Power efficiency
‘THE grapes are sour’ is a dictum that in some ways echoes the situation of Pakistan’s power sector. The sour grapes symbolise the falling electricity demand due to ever-increasing tariffs, slow economic growth, and an increase in rooftop solar. Power generation planners, however, continue to commit to new power plants despite the shrinking need, without suggesting any strategies to increase electricity sales. The challenge, however, lies not in lamenting the sour grapes but in finding ways to sweeten them by focusing on strategies to induct productive electricity demand that can revive the sector. Pakistan’s power sector can shift from one of crisis to opportunities with strategic planning and evidence-based decision-making.
The National Transmission and Despatch Company (NTDC) is responsible for preparing the Indicative Generation Capacity Expansion Plan at the heart of which lies the least-cost criteria. The IGCEP is set to follow the least-cost principle, which is often violated due to political and economic pressures. The latest IGCEP 2024-34 is evidence that 20 GW of capacity is set as committed to violating least-cost criteria owing to political considerations, misaligned policy decisions, and vested interests.
Such commitments worsen the financial strain on the power sector. These decisions threaten the sector’s long-term viability as the electricity demand is not growing due to high electricity prices and an increase in solarisation. New capacity additions are only made if there is a significant increase in productive demand, particularly from industrial loads. Industries in Pakistan currently operate a 3 to 5 GW captive power load, based on subsidised natural gas. This arrangement lowers electricity costs for industries, but it also isolates them from the national grid and its evolving energy mix.
The principle of least-cost must be prioritised.
Global sustainability regulations, such as the Carbon Border Adjustment Mechanism, are reshaping the competitiveness landscape for industries. Goods manufactured using unclean but cheaper energy are subject to carbon tariffs which erodes cost advantages and export viability. Shifting industrial load to the national grid can help industries access diverse pools of clean energy, meet carbon compliance standards, and maintain competitiveness in global markets.
Another productive load is of electric vehicles, projected to reach 2 GW by FY2033, according to the National Energy Efficiency and Conservation Authority. Additionally, the limited interconnection capacity between NTDC and K-Electric also constrained the flow of cheaper and cleaner power in Karachi capped at 2,050 MW. Expanding this capacity to 4,000 MW could lower electricity costs in KE’s system significantly, without necessitating new generation capacity. A comprehensive analysis using PLEXOS shows the potential benefits of integrating industrial loads, and EV loads and enhancing NTDC-KE tie-line capacity. Key assumptions include a phased addition of 4,000 MW of industrial load by FY2033, incremental tie-line enhancements between NTDC and KE, and a 2 GW EV load by FY 2033. The loads are distributed into KE and NTDC systems proportionately.

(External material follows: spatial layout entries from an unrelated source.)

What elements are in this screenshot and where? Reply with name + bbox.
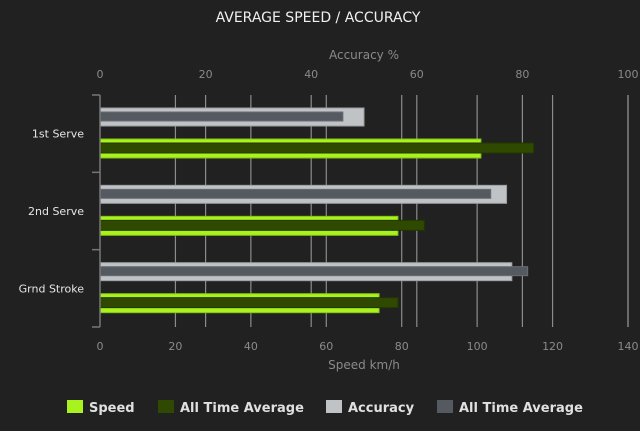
bottom-tick-label: 40 <box>244 340 258 353</box>
category-label: Grnd Stroke <box>19 282 85 295</box>
accuracy-average-bar <box>99 188 492 199</box>
bottom-tick-label: 140 <box>618 340 639 353</box>
legend-swatch <box>67 400 83 413</box>
legend-label: All Time Average <box>180 401 304 416</box>
top-tick-label: 20 <box>199 68 213 81</box>
accuracy-average-bar <box>99 266 529 277</box>
legend-swatch <box>158 400 174 413</box>
top-tick-label: 0 <box>97 68 104 81</box>
speed-average-bar <box>99 142 535 154</box>
legend-swatch <box>437 400 453 413</box>
speed-average-bar <box>99 219 425 231</box>
legend: Speed All Time Average Accuracy All Time Av… <box>67 400 583 416</box>
legend-label: Accuracy <box>348 401 415 416</box>
top-tick-label: 80 <box>515 68 529 81</box>
top-tick-label: 60 <box>410 68 424 81</box>
speed-average-bar <box>99 297 399 309</box>
legend-swatch <box>326 400 342 413</box>
legend-label: Speed <box>89 401 135 416</box>
category-label: 2nd Serve <box>28 205 84 218</box>
chart-title: AVERAGE SPEED / ACCURACY <box>216 10 421 26</box>
accuracy-average-bar <box>99 111 344 122</box>
category-label: 1st Serve <box>32 128 84 141</box>
bottom-tick-label: 20 <box>168 340 182 353</box>
bottom-tick-label: 80 <box>395 340 409 353</box>
bottom-tick-label: 120 <box>542 340 563 353</box>
top-tick-label: 40 <box>304 68 318 81</box>
top-axis-label: Accuracy % <box>329 48 399 62</box>
bottom-axis-label: Speed km/h <box>328 358 400 372</box>
top-tick-label: 100 <box>618 68 639 81</box>
bottom-tick-label: 60 <box>319 340 333 353</box>
legend-label: All Time Average <box>459 401 583 416</box>
bottom-tick-label: 0 <box>97 340 104 353</box>
bottom-tick-label: 100 <box>467 340 488 353</box>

The results show that even with the addition of industrial and EV loads, increasing the tie-line capacity between NTDC and KE to 4,000 MW eliminates the need for additional thermal generation in KE’s system. The results show the addition of 176 MW of hydropower in the NTDC system and 1,400 MW of wind in KE’s system. Total capacity additions reach 21.57 GW, raising installed capacity to 58.1 GW by FY2033. The energy mix diversifies significantly, with 9.06 GW of variable renewable energy and hydropower expanding to 21.1 GW, making up 51 per cent of the total. Utilising RLNG-based plants increases two to three times and imported coal plants show a 10pc rise in utilisation.
The financial analysis shows the system’s total cost at $63 billion due to capacity additions and increased utilisation of plants. For KE consumers, integrating cheaper NTDC power cuts tariffs and improves affordability, while accommodating industrial and EV loads drives long-term demand growth and asset viability. Strategic actions are essential to realise these benefits. Prioritising the least-cost principle, incentivising industrial load to shift to the national grid, prioritising NTDC-KE tie-line expansion, and strengthening Nepra’s oversight can unlock efficiency and cost savings. With evidence-based planning and sustainability-focused strategies, Pakistan’s power sector can shift from financial strain to financial stability. The time to act is now.
The writer is a programme associate at the think tank Renewables First.